Sipping his beer, Stone let his mind wander unfettered across the tapestry of the past thirty-seven years. After a while the empty bottle slipped to the floor and he began to snore softly in counterpoint to the cheerful sound of screeching gulls, scolding crows and gently lapping water.

* * *

Lucy watched the odometer roll over a major milestone. She flexed her arms one at a time, then flexed her tired back and wondered how far it was to the next rest area. She’d been driving for eight solid hours, stopping only for gas and junk food, and to wolf down a bacon cheeseburger and a large diet drink for lunch. By the time she’d gotten as far as Kernersville, she was already having second thoughts, but it was too late to turn back, even if she’d wanted to. Her gas was turned off, her mail and paper deliveries stopped.

Alice Hardisson didn’t owe her a thing. Lucy knew she should have had more pride than to accept the offer, but one didn’t argue with a Hardisson. Not argue and win, at any rate. Fortunately, she had learned early on to be a gracious loser. Or, at the very least, to know when the game was lost.

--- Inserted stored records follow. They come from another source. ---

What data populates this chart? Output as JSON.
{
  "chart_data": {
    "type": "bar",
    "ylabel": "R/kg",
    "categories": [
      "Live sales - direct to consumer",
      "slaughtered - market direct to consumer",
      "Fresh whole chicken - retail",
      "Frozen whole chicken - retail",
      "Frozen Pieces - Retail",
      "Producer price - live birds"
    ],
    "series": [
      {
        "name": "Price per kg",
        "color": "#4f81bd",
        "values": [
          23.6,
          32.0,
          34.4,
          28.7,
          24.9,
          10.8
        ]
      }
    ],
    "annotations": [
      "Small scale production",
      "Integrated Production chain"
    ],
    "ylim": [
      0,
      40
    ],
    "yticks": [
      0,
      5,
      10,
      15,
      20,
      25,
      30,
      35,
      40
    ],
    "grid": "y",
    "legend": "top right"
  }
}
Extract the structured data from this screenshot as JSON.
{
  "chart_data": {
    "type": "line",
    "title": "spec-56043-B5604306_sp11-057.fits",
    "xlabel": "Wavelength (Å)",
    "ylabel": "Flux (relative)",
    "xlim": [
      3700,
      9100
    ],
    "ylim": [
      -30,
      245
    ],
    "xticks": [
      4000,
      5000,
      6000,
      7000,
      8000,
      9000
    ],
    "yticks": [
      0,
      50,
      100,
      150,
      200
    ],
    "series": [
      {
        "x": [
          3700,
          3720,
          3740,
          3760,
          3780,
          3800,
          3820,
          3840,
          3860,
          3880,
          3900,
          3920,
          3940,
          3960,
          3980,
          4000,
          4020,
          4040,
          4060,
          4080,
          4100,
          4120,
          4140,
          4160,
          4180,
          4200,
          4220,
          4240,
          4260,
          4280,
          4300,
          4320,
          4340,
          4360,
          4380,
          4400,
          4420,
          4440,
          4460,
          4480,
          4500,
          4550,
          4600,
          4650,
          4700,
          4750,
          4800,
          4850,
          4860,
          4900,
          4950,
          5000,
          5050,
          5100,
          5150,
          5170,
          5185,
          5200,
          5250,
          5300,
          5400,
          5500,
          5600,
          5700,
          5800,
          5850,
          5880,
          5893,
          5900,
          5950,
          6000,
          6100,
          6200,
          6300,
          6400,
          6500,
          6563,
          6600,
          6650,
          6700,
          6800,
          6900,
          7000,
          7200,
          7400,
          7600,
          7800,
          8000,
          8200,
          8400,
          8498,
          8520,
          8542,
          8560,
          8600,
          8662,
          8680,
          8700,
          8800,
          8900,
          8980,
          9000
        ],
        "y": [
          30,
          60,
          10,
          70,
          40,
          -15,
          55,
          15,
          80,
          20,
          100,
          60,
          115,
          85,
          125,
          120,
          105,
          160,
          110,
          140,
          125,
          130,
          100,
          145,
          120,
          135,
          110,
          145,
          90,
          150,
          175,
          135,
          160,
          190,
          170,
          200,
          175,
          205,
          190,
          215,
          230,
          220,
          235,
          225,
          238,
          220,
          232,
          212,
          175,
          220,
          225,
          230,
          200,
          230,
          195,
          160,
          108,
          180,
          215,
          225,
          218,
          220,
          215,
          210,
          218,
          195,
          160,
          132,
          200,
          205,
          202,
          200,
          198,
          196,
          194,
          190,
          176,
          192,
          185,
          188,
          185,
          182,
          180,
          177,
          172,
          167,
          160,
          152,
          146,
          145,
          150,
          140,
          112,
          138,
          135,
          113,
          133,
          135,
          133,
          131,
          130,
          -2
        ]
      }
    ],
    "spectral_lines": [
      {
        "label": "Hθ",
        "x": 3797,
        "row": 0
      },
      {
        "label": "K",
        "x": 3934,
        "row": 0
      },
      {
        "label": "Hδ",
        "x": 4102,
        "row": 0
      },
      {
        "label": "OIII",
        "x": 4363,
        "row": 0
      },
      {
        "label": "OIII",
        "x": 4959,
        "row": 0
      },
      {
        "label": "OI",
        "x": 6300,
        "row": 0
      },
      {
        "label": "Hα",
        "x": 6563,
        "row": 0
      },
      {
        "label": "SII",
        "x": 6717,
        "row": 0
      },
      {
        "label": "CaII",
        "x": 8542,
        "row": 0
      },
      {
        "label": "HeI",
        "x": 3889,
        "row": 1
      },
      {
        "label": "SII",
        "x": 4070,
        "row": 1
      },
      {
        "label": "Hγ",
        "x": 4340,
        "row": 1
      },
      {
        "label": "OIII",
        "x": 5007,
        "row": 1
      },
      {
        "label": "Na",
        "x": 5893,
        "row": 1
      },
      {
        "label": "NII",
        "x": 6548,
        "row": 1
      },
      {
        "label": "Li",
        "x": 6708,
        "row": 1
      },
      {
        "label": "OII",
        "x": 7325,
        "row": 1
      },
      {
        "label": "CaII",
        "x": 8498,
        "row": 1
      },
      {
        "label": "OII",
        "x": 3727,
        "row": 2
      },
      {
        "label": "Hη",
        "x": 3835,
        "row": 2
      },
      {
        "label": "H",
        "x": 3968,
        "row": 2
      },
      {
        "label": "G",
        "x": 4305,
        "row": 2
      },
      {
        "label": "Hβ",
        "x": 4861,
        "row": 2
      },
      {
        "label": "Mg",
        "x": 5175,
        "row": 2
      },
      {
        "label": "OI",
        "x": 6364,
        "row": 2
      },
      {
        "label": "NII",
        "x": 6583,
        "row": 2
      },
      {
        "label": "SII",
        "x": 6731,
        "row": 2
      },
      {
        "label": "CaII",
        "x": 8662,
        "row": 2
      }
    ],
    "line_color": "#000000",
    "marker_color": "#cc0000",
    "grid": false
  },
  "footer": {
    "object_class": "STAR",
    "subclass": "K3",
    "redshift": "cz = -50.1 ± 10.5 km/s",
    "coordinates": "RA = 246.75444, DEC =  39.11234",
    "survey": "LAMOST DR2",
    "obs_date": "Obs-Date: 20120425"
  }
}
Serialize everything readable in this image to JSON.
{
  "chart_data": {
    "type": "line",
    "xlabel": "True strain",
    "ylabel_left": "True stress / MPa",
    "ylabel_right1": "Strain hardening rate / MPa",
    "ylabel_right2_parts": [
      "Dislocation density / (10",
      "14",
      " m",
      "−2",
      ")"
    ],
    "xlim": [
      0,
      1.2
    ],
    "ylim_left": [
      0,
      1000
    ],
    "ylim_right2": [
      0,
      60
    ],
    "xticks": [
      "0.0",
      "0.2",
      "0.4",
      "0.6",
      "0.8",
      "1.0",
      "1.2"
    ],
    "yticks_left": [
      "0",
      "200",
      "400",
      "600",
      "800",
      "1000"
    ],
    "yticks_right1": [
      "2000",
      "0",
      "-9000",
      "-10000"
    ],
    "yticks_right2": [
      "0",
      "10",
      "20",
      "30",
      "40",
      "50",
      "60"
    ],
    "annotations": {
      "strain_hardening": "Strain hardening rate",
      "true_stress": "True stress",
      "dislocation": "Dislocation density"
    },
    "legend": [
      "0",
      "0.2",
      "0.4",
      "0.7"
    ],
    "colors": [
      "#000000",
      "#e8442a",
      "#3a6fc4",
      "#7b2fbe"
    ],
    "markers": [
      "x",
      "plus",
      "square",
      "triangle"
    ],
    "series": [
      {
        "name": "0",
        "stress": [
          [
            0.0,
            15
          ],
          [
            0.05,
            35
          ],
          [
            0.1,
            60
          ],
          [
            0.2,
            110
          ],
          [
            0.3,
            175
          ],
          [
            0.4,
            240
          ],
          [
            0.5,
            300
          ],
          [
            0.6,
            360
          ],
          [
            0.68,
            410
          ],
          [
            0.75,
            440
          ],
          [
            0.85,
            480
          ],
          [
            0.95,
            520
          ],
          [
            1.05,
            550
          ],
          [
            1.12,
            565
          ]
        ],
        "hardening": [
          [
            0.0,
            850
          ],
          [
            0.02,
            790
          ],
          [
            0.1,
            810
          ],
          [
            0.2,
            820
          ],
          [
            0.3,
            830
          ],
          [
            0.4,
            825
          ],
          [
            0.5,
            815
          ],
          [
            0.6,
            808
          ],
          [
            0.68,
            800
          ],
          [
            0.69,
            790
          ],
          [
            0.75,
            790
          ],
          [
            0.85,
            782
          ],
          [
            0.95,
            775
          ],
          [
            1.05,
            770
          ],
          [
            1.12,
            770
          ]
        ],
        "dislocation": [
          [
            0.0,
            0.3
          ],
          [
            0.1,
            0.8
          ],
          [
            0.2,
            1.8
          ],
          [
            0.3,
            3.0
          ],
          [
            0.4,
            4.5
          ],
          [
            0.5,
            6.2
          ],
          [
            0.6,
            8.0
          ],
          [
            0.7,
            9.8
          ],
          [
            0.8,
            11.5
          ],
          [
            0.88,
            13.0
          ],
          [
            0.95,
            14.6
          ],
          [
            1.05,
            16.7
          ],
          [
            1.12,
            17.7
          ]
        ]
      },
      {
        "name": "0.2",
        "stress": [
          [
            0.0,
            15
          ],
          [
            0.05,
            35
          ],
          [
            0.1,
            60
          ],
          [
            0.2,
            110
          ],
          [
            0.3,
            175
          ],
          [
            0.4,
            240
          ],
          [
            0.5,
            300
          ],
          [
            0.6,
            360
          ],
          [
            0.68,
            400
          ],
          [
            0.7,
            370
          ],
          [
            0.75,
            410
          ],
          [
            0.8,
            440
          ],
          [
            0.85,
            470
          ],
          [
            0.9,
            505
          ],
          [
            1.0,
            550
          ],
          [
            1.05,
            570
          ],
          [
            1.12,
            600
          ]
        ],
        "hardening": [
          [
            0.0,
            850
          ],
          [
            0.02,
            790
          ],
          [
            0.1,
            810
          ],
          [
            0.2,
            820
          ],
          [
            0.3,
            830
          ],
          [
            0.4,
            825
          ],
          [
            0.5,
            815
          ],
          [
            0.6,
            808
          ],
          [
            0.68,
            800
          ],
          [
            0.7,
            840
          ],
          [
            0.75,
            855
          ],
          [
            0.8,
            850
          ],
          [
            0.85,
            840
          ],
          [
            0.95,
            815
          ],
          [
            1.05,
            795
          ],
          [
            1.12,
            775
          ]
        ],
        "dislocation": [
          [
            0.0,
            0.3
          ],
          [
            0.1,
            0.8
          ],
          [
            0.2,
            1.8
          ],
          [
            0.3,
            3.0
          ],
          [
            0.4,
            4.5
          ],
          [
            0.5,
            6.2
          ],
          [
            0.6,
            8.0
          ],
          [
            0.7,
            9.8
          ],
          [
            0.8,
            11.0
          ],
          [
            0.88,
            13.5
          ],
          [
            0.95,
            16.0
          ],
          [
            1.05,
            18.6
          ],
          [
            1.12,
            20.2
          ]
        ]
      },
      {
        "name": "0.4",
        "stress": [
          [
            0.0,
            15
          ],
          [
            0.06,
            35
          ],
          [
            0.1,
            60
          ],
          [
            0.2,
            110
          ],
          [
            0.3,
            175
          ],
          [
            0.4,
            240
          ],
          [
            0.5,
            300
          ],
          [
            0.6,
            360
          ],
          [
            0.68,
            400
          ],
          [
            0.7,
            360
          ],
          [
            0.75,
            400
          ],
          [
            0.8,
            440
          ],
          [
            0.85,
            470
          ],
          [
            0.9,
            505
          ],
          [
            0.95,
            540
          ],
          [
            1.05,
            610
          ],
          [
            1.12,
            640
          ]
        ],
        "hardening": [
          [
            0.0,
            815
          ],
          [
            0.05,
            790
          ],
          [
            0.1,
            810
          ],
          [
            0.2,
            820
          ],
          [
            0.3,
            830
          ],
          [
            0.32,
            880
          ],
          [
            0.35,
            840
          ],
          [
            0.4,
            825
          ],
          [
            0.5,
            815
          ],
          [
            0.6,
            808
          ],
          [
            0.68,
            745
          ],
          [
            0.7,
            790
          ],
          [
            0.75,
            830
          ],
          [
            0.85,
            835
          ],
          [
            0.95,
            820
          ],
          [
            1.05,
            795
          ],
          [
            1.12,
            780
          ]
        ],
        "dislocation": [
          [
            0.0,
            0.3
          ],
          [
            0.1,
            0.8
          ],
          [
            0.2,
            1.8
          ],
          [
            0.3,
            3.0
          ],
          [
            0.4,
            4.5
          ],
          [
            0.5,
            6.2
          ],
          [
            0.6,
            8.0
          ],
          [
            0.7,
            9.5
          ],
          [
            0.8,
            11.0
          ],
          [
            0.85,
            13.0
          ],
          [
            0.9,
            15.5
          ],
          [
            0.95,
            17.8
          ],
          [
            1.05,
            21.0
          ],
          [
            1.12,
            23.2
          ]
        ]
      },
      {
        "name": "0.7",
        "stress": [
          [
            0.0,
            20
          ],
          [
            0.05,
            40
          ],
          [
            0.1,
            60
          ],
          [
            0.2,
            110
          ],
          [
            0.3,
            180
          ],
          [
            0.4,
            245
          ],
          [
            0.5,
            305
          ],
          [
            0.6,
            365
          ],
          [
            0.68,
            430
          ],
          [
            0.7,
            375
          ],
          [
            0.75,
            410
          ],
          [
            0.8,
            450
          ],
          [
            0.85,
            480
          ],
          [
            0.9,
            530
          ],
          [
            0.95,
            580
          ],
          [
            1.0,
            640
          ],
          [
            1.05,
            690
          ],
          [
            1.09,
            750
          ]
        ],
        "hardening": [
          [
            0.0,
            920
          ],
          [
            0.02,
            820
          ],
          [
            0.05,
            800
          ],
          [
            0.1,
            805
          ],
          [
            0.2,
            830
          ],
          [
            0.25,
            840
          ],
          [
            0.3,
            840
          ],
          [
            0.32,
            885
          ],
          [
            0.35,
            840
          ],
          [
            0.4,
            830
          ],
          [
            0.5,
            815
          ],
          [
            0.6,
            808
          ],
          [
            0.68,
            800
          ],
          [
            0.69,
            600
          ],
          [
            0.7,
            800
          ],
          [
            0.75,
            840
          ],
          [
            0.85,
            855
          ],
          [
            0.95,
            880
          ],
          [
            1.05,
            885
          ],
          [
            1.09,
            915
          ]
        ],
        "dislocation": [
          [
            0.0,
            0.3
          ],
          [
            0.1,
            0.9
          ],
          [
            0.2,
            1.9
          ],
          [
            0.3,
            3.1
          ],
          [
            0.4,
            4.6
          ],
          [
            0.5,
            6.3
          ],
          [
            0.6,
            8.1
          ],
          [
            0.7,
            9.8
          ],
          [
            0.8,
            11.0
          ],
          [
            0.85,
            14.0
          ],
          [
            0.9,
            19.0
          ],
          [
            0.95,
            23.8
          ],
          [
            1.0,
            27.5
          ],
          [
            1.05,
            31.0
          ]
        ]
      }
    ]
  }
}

And the game was lost. Alice had won. Surrendering to the inevitable, Lucy vowed to enjoy every minute of her unexpected free vacation, and if that made her a parasite, she’d just have to grin and bear it. She couldn’t even remember the last vacation she had taken. Her honeymoon trip with Billy didn’t count. That had been a revelation, not a vacation.

Guiltily, she knew she was looking forward to it, too. A whole summer of swimming, sleeping late, staying up all night to read all those juicy escapist books she never had time to read during the school year.

And no more frozen dinners. No more school cafeteria! She was going to eat fried corned-beef hash with catsup and onions for breakfast and fried banana sandwiches for supper, and work off all the calories by walking and swimming.

Who said you can’t have it all?

What’s more, she was going to play her guitar until she built up a set of calluses that would shatter bricks. And she’d sing along, even if she couldn’t carry a tune. Which she couldn’t.

The night Alice had called, Lucy had been feeling mildewy. Rain always depressed her, and it had been raining for over a week. Studying the help-wanted ads for a summer job hadn’t improved her mood, either.

When she’d picked up the phone, expecting to hear Frank’s familiar voice, and heard Alice Hardisson’s instead, she’d been so shocked she inhaled a piece of popcorn. It was minutes before she could speak coherently. Even now she wasn’t sure she’d been thinking coherently. “Goodness, you’re the last person in the world I ever expected to hear from,” she’d managed to say.

They had been friends while Lucy was married to Billy, or at least as much as two women of different generations and totally different backgrounds could ever be friends. Alice had been quietly furious about the marriage, but she’d covered it well. Every inch the gracious lady, she had never let on by so much as a single cross word. Instead, she’d had her secretary mail out announcements and then hustled Lucy off to do some serious shopping, tactfully avoiding comment on the flowing shirts and tight pants she’d favored back then.

Alice always wore dresses. Gradually Lucy had begun to notice that her clothes never looked quite new—never looked quite fashionable, either—yet they never looked really un fashionable. Understatement, she came to learn, was a fashion statement all its own.

She also learned that Alice’s particular brand of understatement could cost a mint.

She had learned much more than that from Mother Hardisson. Gradually she had come to admire the woman, emulating the way she dressed, the way she expressed herself—even the way she smiled.

Grins were vulgar, loud laughter quite beyond the pale.

Lucy hadn’t even known what a pale was.